Background
Igor Volk was a test pilot, and was planned to be the commander of the first Buran spaceflight. The rule introduced following the Soyuz 25 failure, insisted that all Soviet spaceflight must have at least one crew member who has been to space before. As a result, it was decided that Volk should have spaceflight experience, and he was originally scheduled to visit Salyut 7 in 1983. But following the failure of Soyuz T-8 to dock to Salyut 7, in April 1983, the Soyuz launch schedule was disrupted, and Volk's original crew members, Kizim and Solovyov, were rescheduled elsewhere. They later became long-duration crew members of Salyut 7 EO-3, and Volk was scheduled fly in the passenger seat of a visiting mission Soyuz T-12 to the EO-3 crew, but the other members of the T-12 mission were not yet decided upon.

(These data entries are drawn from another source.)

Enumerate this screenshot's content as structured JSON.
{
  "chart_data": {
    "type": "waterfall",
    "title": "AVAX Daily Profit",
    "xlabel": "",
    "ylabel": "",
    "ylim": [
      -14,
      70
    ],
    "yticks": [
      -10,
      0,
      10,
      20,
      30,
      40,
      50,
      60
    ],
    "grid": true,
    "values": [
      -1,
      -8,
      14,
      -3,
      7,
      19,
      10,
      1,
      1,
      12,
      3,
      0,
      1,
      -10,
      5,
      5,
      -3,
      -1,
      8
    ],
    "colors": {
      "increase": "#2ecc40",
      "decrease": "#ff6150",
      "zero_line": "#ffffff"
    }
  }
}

In November 1983, NASA announced that during STS-41-G, Kathryn D. Sullivan would become the first woman to perform a spacewalk. The NPO Energia chief decided that the Soviets would get there first, and assembled the Soyuz T-12 crew within a month of NASA's announcement, which included Volk as previously planned.
The back-up crew lists became available to Western space analysts in 1988, and they noted that the back-up crew contained a woman, but did not contain another LII test pilot. Judging from this, it appeared that, as reasons to have the Soyuz T-12 mission, achieving the first female spacewalk was more important than gaining experience for a potential Buran crew member.
At the time of the mission the Buran program was still a state secret. The appearance of Volk as a crew member caused some, including the British Interplanetary Society magazine Spaceflight, to ask why a test pilot was occupying a Soyuz seat usually reserved for researchers or foreign cosmonauts.